This exhibition is the beginning of a new series and a deliberate departure from earlier motifs, which took inspiration principally from the landscape. In these, it was the emotive expression and sense of place that was important; firstly at Sandringham foreshore and then St. Kilda.

Space was constructed and formalised in a ‘planar’ fashion, but not especially analytically.

From the time of winning the John McCaughey Memorial Art Award in 1983, with a painting of the Sandringham landscape, and subsequent exhibitions also displaying an allegiance to this subject, I felt that there was a need to pursue other avenues. I don’t want to be ‘pigeon-holed’ into a painter in one main idiom: ‘landscape painter’, “portraitist” or ‘still life painter” and so on.

The merry-go-round forms the basis of my current works. It is a focus on one aspect of St. Kilda’s Luna Park. In many ways this motif, with its over-elaborate ornamentation, has universal appeal. However in this new series, the grotesque and theatrically wild expressions of the horses are stabilised on the picture plane by a building process of frontally constructed space formed through the process of ‘painting’ rather than being drawn and then coloured in.
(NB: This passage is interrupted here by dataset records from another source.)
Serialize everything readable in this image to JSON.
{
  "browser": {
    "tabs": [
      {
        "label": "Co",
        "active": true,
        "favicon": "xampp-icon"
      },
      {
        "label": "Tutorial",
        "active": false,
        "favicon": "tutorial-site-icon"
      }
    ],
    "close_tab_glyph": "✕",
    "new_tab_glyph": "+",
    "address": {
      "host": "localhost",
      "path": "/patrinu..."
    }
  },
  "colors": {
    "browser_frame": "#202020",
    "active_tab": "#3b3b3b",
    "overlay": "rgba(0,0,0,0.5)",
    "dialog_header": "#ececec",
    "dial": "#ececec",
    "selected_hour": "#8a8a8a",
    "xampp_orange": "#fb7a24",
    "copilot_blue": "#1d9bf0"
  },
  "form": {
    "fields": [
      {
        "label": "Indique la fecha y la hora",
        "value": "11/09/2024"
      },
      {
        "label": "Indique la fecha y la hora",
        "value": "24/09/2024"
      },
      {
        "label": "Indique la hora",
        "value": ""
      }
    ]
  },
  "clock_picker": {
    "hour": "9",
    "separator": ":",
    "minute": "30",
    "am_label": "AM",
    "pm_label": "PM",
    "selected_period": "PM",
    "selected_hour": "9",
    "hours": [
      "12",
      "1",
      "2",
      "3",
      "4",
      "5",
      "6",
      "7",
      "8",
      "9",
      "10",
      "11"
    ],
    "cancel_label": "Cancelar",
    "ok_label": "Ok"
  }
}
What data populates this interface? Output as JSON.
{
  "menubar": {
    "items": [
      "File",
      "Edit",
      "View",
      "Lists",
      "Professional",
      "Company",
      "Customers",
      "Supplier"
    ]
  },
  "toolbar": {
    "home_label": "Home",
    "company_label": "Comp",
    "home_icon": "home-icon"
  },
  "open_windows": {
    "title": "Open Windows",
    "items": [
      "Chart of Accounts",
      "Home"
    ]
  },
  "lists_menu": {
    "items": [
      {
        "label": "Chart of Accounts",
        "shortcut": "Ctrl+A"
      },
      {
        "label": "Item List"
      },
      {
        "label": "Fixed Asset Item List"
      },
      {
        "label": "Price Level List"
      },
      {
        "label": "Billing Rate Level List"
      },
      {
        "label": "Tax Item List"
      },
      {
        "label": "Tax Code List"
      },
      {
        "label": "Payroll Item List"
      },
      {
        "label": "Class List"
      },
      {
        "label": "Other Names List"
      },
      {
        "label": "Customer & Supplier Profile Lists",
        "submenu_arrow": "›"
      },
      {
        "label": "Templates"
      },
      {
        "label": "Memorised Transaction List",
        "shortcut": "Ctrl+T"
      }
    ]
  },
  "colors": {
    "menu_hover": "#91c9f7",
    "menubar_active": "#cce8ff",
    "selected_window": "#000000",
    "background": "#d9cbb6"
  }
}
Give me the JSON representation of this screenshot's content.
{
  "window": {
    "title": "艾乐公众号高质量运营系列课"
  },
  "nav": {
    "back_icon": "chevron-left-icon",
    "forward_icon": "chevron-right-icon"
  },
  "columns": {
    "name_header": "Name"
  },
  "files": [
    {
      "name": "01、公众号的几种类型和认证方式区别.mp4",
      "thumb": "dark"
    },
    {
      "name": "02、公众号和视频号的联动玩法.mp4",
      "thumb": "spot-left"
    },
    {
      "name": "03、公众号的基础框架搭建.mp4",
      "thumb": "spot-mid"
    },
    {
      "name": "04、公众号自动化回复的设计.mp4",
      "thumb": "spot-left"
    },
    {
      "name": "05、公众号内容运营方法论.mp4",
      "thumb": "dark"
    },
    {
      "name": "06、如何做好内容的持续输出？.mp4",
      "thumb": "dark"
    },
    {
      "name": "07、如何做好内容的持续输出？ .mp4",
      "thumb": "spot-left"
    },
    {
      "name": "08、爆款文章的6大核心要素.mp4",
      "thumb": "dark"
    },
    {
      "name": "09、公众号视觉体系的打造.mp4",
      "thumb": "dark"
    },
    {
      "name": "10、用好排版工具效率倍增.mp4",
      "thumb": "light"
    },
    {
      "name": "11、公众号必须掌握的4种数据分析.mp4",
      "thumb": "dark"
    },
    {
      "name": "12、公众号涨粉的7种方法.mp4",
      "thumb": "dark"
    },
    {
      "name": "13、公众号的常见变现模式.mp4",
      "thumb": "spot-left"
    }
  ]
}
It is a conceptual process of working; – at a distance and in the studio. The eye is not fixed at one point and this produces an icon-like austerity in the manner of a frieze. Emphasis is on the two dimensional aspect of the picture-plane, which has been constructed as an integrated whole, merging ornamental carousel structures with the near and distant brightly designed horses.

In some ways, the subject matter is almost kitsch, but I have attempted to fuse my passionate excitement for the subject with a sometimes sombre mood. Some paintings have a higher degree of colour than that which I used in the recent landscape paintings, but this is a joyous motif which is ‘controlled’ by the strongly drawn lines, as both structure and outline.

Many of the paintings are on paper, which I have glued to canvas after the works were completed. This allows for a greater freedom and flexibility and it also produces a special surface quality.